To the California State University Community:
As many of you are aware, yesterday a story was published in the national media about the handling of sexual harassment allegations against Fresno State’s Vice President of Student Affairs and Enrollment Management Frank Lamas while I was serving as the campus president. I write to you now believing it to be of utmost importance that I immediately and directly address this matter with the entire CSU community.
Above all, I want to acknowledge the pain suffered by the members of the Fresno State community. To those who were hurt by Dr. Lamas’ behavior and actions, I am deeply and profoundly sorry.
In addition, I also recognize that aspects of Dr. Lamas’ separation from the university may have exacerbated this pain and caused understandable frustration among the campus community. I am sorry for this. I also want to provide some context in the hope that additional clarity will be helpful to those who are frustrated or confused by the circumstances of his departure.

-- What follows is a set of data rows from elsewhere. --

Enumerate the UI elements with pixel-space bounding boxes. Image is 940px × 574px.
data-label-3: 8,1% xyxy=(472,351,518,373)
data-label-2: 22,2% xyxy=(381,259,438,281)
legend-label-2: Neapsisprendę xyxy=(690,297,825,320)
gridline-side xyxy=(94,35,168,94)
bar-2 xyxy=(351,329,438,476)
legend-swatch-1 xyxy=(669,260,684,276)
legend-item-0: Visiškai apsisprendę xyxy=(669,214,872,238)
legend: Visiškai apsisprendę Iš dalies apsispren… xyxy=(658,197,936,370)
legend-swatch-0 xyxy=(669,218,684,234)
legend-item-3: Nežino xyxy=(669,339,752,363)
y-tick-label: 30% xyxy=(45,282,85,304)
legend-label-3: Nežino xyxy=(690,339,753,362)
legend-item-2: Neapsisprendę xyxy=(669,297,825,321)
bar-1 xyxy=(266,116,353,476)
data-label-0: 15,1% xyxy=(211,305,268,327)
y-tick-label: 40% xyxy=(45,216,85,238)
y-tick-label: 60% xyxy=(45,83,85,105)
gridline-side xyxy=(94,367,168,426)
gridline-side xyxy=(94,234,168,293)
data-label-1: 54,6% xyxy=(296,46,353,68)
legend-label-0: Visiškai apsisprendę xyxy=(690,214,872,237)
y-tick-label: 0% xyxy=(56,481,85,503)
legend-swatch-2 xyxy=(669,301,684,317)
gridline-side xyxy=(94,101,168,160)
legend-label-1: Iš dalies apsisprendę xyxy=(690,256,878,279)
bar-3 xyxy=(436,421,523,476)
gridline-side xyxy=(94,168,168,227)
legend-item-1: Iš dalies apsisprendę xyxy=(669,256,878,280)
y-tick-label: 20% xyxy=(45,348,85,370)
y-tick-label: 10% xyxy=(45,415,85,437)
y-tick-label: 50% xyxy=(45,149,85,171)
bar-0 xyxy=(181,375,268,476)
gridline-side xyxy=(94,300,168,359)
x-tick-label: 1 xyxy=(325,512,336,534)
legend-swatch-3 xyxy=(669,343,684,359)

In 2019, when a formal Title IX complaint was filed against Dr. Lamas, we acted immediately. To protect the campus community, he was removed from campus within four days. We then entered into settlement negotiations for two fundamental reasons: to permanently separate Dr. Lamas from campus as quickly as possible – without a prolonged legal fight – and to bar him permanently from future employment at Fresno State or any CSU campus. As part of the settlement agreement, which was mediated by a respected retired federal judge, I was required to provide Dr. Lamas with a letter of reference. I did so, and included language mentioning the progress the campus had made on student success and outcomes during his tenure. In hindsight, while my motives were to expedite Dr. Lamas’ permanent removal from the CSU, I regret agreeing to this aspect of the settlement, knowing that it caused additional pain.

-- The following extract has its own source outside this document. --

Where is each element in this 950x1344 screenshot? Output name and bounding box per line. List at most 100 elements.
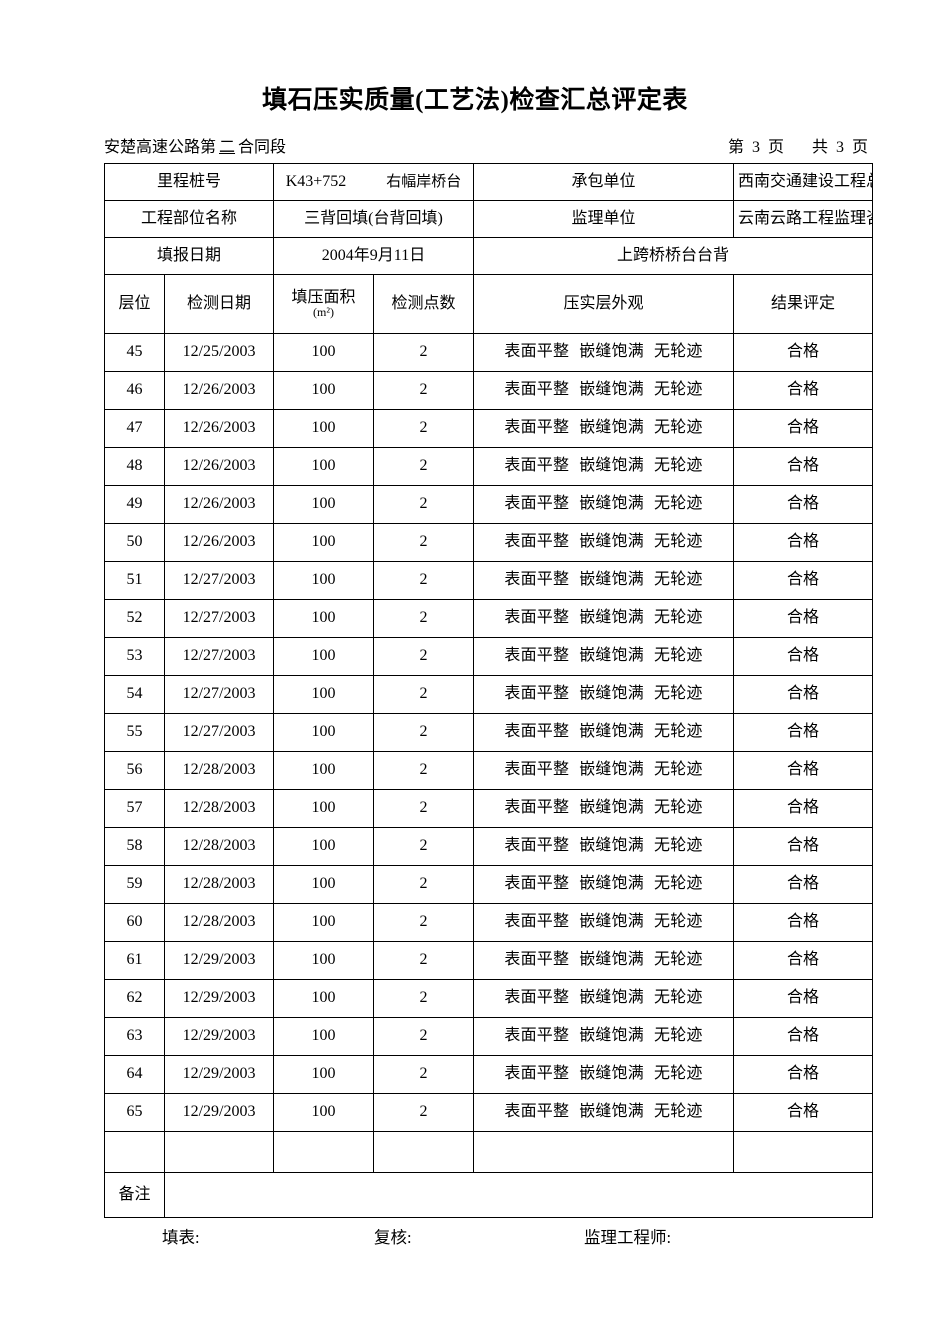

Again, I am sorry for the pain caused by Dr. Lamas’ abhorrent behavior and actions, and for any additional hurt and understandable frustration brought about by aspects of the mediated settlement agreement.

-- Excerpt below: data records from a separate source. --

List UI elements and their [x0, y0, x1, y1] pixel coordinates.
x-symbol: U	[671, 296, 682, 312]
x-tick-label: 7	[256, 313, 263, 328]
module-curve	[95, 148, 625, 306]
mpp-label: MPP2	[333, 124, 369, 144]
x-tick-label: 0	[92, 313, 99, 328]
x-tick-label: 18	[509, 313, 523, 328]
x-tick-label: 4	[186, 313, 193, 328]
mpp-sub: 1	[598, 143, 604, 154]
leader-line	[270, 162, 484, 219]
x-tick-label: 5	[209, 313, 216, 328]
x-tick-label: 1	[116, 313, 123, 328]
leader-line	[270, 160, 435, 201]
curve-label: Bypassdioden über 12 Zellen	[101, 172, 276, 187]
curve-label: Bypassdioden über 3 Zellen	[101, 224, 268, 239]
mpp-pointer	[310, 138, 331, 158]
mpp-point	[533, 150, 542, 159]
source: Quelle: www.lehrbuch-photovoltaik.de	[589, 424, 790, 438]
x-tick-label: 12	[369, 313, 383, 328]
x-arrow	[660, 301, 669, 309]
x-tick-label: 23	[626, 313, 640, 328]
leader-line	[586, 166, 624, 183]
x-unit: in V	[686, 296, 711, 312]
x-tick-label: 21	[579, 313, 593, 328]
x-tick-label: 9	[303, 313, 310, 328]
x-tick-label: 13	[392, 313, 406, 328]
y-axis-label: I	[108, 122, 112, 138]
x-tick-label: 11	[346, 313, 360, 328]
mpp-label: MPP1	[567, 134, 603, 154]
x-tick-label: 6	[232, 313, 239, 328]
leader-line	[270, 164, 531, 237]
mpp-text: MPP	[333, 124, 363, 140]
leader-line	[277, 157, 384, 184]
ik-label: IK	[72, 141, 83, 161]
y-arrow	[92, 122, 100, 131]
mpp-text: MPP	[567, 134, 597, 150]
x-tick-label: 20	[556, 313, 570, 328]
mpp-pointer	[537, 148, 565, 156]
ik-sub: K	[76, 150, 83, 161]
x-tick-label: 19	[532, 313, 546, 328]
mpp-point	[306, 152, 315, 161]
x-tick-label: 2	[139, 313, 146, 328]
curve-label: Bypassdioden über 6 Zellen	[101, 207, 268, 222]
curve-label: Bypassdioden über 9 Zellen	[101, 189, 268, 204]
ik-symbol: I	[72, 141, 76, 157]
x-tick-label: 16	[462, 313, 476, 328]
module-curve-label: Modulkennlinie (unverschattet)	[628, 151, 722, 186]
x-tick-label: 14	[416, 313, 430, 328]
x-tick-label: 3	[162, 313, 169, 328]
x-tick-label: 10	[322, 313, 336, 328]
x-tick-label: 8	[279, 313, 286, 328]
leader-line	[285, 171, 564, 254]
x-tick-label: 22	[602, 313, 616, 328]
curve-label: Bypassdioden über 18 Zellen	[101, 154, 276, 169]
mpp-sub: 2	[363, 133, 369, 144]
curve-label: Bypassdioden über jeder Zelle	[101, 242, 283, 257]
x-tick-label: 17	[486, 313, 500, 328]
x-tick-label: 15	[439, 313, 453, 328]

I want you – the entire Cal State community – to know that your health, safety and well-being are my first priority. This includes fostering and sustaining an environment free from sexual harassment and all other forms of sexual misconduct. And it also means respectfully and intentionally holding space for all those affected by this behavior. To that end, I am encouraged by the work we have done over the past year, including launching a systemwide review of Title IX compliance and community awareness of Title IX rights and responsibilities – and addressing the so-called “faculty retreat rights” that complicated Dr. Lamas’ separation.
But, of course, we must do so much more – to strengthen our survivor support services; to sharpen the tools we have to quickly and effectively respond to incidents that occur; and to appropriately address legal, administrative and procedural barriers that can impede action.
We must do more – and we will do more. I am fully committed to working with our campus presidents and the CSU Board of Trustees on these critically important issues, and I pledge to continue to do so until the California State University becomes a national model for the prevention and redress of sexual misconduct in all its forms.